Erbakan, dindar kitlelerinin taleplerinin taşıyıcılığı soyundu ve “Milli Görüş”ü ve “Adil Düzen”i hâkim kılmaya çalıştı. Erdoğan, daima kenarda tutulan ve mağdur edilen büyük bir kitleye merkeze taşıdı ve birçok limandan geçtikten sonra “Türkiye Yüzyılı”na demir attı. Bugün yoğun eleştirilere maruz kalan Kılıçdaroğlu bile, iyi kötü, CHP ile geniş toplum kesimleri arsındaki soğukluğu gidermek için çabaladı ve kendisi gereğini yerine getirmese de bir “Helalleşme” zorunluluğuna dikkat çekti.

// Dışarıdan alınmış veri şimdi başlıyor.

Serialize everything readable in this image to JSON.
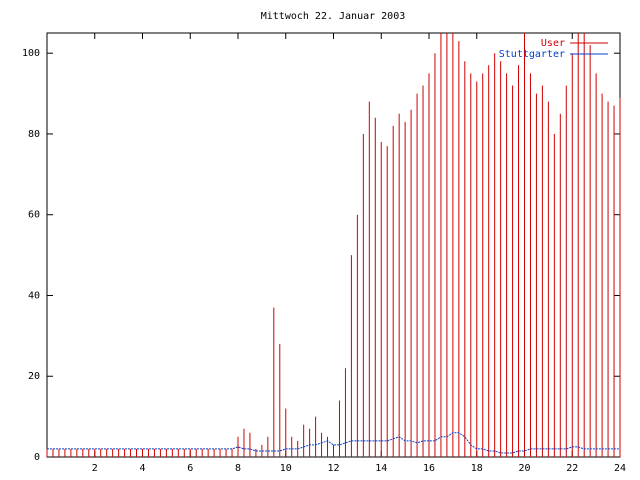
{
  "chart_data": {
    "type": "impulses",
    "title": "Mittwoch 22. Januar 2003",
    "x": [
      0,
      0.25,
      0.5,
      0.75,
      1,
      1.25,
      1.5,
      1.75,
      2,
      2.25,
      2.5,
      2.75,
      3,
      3.25,
      3.5,
      3.75,
      4,
      4.25,
      4.5,
      4.75,
      5,
      5.25,
      5.5,
      5.75,
      6,
      6.25,
      6.5,
      6.75,
      7,
      7.25,
      7.5,
      7.75,
      8,
      8.25,
      8.5,
      8.75,
      9,
      9.25,
      9.5,
      9.75,
      10,
      10.25,
      10.5,
      10.75,
      11,
      11.25,
      11.5,
      11.75,
      12,
      12.25,
      12.5,
      12.75,
      13,
      13.25,
      13.5,
      13.75,
      14,
      14.25,
      14.5,
      14.75,
      15,
      15.25,
      15.5,
      15.75,
      16,
      16.25,
      16.5,
      16.75,
      17,
      17.25,
      17.5,
      17.75,
      18,
      18.25,
      18.5,
      18.75,
      19,
      19.25,
      19.5,
      19.75,
      20,
      20.25,
      20.5,
      20.75,
      21,
      21.25,
      21.5,
      21.75,
      22,
      22.25,
      22.5,
      22.75,
      23,
      23.25,
      23.5,
      23.75,
      24
    ],
    "series": [
      {
        "name": "User",
        "color": "#d00000",
        "style": "impulses",
        "values": [
          2,
          2,
          2,
          2,
          2,
          2,
          2,
          2,
          2,
          2,
          2,
          2,
          2,
          2,
          2,
          2,
          2,
          2,
          2,
          2,
          2,
          2,
          2,
          2,
          2,
          2,
          2,
          2,
          2,
          2,
          2,
          2,
          5,
          7,
          6,
          2,
          3,
          5,
          37,
          28,
          12,
          5,
          4,
          8,
          7,
          10,
          6,
          5,
          3,
          14,
          22,
          50,
          60,
          80,
          88,
          84,
          78,
          77,
          82,
          85,
          83,
          86,
          90,
          92,
          95,
          100,
          105,
          105,
          105,
          103,
          98,
          95,
          93,
          95,
          97,
          100,
          98,
          95,
          92,
          97,
          105,
          95,
          90,
          92,
          88,
          80,
          85,
          92,
          100,
          105,
          105,
          102,
          95,
          90,
          88,
          87,
          89
        ]
      },
      {
        "name": "Stuttgarter",
        "color": "#0040d0",
        "style": "line",
        "values": [
          2,
          2,
          2,
          2,
          2,
          2,
          2,
          2,
          2,
          2,
          2,
          2,
          2,
          2,
          2,
          2,
          2,
          2,
          2,
          2,
          2,
          2,
          2,
          2,
          2,
          2,
          2,
          2,
          2,
          2,
          2,
          2,
          2.5,
          2,
          2,
          1.5,
          1.5,
          1.5,
          1.5,
          1.5,
          2,
          2,
          2,
          2.5,
          3,
          3,
          3.5,
          4,
          3,
          3,
          3.5,
          4,
          4,
          4,
          4,
          4,
          4,
          4,
          4.5,
          5,
          4,
          4,
          3.5,
          4,
          4,
          4,
          5,
          5,
          6,
          6,
          5,
          3,
          2,
          2,
          1.5,
          1.5,
          1,
          1,
          1,
          1.5,
          1.5,
          2,
          2,
          2,
          2,
          2,
          2,
          2,
          2.5,
          2.5,
          2,
          2,
          2,
          2,
          2,
          2,
          2
        ]
      }
    ],
    "xlim": [
      0,
      24
    ],
    "xticks": [
      2,
      4,
      6,
      8,
      10,
      12,
      14,
      16,
      18,
      20,
      22,
      24
    ],
    "ylim": [
      0,
      105
    ],
    "yticks": [
      0,
      20,
      40,
      60,
      80,
      100
    ],
    "grid": false,
    "legend": "top-right"
  }
}
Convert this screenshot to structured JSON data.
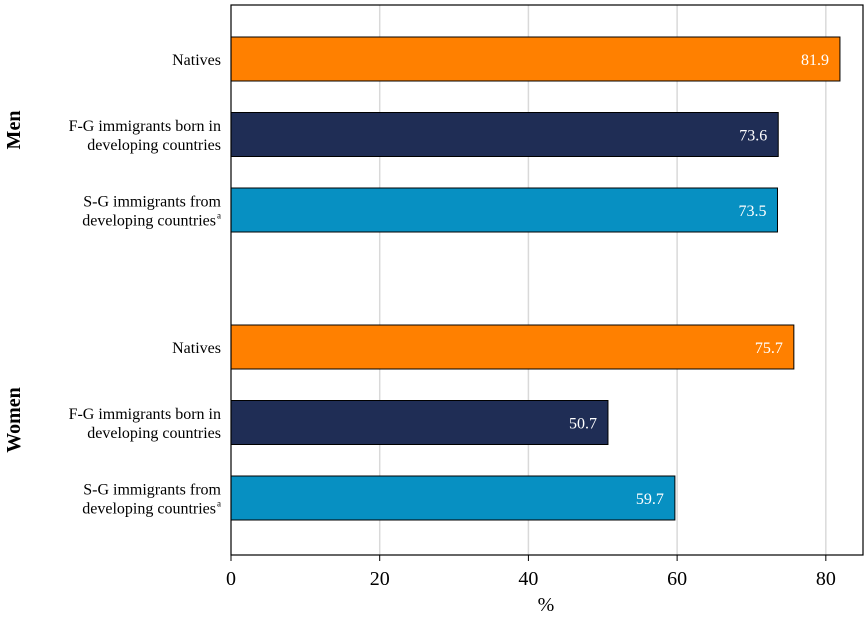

Peki, İmamoğlu’nun diğerlerinden ayırt eden böyle bir fikri var mıdır? Hayır, yoktur. Onu gördüğünde seçmenin kafasında beliren bir düşünceden söz edilebilir mi? Hayır, edilemez.
Binaenaleyh her şeyden önce İmamoğlu’nun herkes tarafından bilinen bir düşüncesinin olması icap eder. Bu düşünce, Mesut Yeğen’in işaret ettiği gibi, “sekülerleri, milliyetçileri, Kürtleri ve muhafazakârları bir araya getiren bir demokrasiye dönüş” olabilir. O halde de, İmamoğlu’nun bu düşünceyi samimi bir şekilde sahiplenmesi ve her platformda bu düşüncenin arkasında durması gerekir.
Yoksa siyasi bir ömür, bir vatandaşın spontane telaffuz ettiği “Her şey çok güzel olacak” ile ne doldurulur ne de geçer!